Possible adverse effects include:
- Cheek discoloration
- Dry mouth
- Increased social activity
- More frequent urination
- Insomnia/sleep problems
- Loss of appetite
- Psychotic episodes (hallucinations, delusion, confusion)
- Sensitivity to sunburn
- Talking too much
Based on reports by the U.S. poison effect control lines, calls for kratom overdoses have multiplied 50X from 2011 to 2016. In the majority of cases, Kratom was taken with other narcotics. If you or a loved one are currently suffering from overdose symptoms, call 911 immediately or the Poison Control helpline at 800-222-1222.
Signs that someone is using Kratom
If a loved one is taking kratom, it’s paramount to watch out for common signs such as mania, raised social behavior, loss of appetite, itching, dizziness, as well as mental symptoms like mood swings and abnormal changes in social behavior, appearance, and general mental state.
Frequent Questions About Kratom
Many people assume that because kratom is a herb, it’s generally safe to use. However, it’s best to keep in mind that herbal supplements aren’t controlled by the FDA before they hit the shelves.
Therefore, there is no assurance that a supplement will contain all the compounds listed on its label or that those ingredients will show up in the given amounts. Infiltration with other narcotics, herbs, and supplements is also possible. For example, in 2018, more than 199 Americans got sick after taking Salmonella-contaminated Kratom.
Kratom Sensitivity, Dependence, and Withdrawal
Kratom bears a risk of sensitivity, addiction, and withdrawal. People using kratom can develop a tolerance or the requirements to take more to get the desired effect and encounter withdrawal symptoms when they stop using the substance.
How Long Does Kratom Stay Inside Your Body?
More studies need to be conducted to find the exact half-life of kratom. Similar to other substances, the existence of kratom in your body depends on the following parameters:
- Body fat and mass
- Metabolic rhythms
- Kratom class
- Water and food consumption
Kratom’s key active compound, mitragynine, can be found in a urine test.
DEA states that kratom overuse can trigger addiction and lead to psychotic symptoms like confusion, hallucinations, and delusions.

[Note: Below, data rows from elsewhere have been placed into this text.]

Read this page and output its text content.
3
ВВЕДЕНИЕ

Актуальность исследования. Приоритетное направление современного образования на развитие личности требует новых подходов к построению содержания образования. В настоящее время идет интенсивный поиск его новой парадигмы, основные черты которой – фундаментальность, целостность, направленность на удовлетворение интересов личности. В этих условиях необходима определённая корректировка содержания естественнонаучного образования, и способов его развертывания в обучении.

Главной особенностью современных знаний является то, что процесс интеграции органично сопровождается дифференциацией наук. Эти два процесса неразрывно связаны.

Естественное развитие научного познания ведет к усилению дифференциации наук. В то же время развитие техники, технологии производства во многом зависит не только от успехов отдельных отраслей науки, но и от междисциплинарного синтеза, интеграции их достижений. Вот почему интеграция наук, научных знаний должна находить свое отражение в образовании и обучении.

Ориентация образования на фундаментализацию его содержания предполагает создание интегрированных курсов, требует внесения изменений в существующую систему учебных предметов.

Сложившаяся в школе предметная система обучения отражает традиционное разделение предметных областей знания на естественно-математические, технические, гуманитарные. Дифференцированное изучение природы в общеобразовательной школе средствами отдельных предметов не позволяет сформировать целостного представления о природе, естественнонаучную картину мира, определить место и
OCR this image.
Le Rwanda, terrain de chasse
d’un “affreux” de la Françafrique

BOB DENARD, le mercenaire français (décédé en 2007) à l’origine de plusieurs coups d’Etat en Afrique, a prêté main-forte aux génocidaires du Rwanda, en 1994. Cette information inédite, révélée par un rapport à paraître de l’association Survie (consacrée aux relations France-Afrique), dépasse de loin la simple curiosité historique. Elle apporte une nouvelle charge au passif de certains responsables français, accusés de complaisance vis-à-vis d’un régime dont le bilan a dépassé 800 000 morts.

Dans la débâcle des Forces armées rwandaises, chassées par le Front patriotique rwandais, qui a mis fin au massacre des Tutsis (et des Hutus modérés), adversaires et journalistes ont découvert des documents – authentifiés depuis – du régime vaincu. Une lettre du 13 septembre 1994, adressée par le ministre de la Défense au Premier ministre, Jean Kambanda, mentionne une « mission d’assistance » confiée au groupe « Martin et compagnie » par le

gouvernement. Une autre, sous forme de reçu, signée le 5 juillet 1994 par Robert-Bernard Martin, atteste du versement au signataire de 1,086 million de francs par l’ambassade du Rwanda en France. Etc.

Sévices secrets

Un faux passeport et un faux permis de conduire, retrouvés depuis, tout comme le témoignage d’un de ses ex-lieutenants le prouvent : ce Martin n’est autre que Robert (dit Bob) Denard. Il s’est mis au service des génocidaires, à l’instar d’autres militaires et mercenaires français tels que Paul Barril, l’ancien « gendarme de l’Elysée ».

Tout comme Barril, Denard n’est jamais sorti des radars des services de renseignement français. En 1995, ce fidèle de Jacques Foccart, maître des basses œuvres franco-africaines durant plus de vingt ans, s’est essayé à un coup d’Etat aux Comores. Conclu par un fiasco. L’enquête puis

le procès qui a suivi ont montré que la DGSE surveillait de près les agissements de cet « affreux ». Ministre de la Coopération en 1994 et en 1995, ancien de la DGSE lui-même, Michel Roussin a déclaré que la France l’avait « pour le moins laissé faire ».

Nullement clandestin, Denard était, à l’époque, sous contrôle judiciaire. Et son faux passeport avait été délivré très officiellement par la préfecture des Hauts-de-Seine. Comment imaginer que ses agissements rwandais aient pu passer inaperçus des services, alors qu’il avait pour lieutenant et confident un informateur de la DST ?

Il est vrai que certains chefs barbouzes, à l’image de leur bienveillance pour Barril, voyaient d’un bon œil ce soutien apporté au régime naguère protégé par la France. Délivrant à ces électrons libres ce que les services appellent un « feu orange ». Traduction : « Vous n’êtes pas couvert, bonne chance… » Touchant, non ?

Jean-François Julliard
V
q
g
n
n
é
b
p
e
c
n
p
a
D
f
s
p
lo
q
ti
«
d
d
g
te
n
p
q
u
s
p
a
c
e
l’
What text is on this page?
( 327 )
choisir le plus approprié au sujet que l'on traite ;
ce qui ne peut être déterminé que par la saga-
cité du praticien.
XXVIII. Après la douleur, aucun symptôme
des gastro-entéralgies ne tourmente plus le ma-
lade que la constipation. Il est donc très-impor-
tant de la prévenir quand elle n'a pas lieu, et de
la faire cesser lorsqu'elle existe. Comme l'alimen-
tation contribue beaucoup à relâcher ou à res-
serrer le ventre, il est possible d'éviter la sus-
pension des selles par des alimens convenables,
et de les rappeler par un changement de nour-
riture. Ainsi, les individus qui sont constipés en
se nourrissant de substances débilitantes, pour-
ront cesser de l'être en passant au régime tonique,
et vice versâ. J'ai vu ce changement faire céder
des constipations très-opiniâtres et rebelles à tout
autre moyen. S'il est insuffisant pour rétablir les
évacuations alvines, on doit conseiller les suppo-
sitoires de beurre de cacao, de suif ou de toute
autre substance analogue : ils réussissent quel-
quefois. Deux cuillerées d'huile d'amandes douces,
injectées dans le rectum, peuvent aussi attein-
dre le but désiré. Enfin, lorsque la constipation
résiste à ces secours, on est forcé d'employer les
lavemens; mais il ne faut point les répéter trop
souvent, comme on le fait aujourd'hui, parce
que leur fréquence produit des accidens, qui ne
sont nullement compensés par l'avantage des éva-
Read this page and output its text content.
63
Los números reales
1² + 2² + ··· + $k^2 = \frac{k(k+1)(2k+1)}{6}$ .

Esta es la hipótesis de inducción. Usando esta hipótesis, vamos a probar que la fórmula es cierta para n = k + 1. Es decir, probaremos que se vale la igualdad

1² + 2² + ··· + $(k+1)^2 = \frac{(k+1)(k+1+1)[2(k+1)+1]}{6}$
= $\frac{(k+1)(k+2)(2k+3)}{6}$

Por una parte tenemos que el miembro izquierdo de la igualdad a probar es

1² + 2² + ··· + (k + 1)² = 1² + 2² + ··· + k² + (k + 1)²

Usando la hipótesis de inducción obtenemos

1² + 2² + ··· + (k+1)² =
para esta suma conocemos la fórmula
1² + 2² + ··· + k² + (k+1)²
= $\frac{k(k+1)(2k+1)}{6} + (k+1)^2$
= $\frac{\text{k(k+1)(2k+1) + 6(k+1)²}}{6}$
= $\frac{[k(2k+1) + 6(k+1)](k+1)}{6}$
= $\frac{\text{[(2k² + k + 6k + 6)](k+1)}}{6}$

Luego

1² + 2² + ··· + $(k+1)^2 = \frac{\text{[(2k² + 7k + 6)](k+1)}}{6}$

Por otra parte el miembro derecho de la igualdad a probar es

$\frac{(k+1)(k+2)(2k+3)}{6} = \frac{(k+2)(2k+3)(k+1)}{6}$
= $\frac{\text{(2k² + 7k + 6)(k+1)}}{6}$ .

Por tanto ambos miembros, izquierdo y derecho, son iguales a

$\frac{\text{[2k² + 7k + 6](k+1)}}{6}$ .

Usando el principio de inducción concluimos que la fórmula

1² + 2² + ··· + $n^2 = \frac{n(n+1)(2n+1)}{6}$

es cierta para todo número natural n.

Not every user will develop addiction in the same manner; however, many general indicators and symptoms suggest kratom addiction. Other common indicators of Kratom abuse include:
- Changes in friends and acquaintances
- Changes in mood, sleeping habits, weight, and physical activity levels
- Financial problems
- Loss of previous interest in hobbies, social events, or job or school
- Secretiveness, lying frequently about behavior, stealing
- Keeping piles of drugs or paraphernalia
- Difficulty recovering or stopping drug
- Spending more and more time getting, taking, and scaling back from the drug
Signs and Symptoms of Addiction
People who consume large doses of kratom multiple times daily are at a higher risk of developing mild to severe withdrawal symptoms. In most cases, however, these symptoms are less intense compared to opioid withdrawal and may include:
- Loss of appetite
- Hot flashes
- Pronounced muscle spasms and pain
- Mood imbalances
- Runny nose
- Teary eyes
How To Get Help For Taking Kratom
Living with chronic pain is challenging. If you suffer from pain, you may already realize the deep mark it can leave on the quality of your life.
If you are thinking of trying kratom, you should consult your doctor first. Some pain management healthcare centers use both conventional and alternative treatment modalities to mitigate pain. For instance, practicing mindfulness may help some people manage their pain despite their daily struggles.
If you chose to use kratom as a DIY treatment and have noticed that it has started to take control of your life, don’t wait anymore to seek help. A trusted healthcare provider can help place you on the right track towards recovery.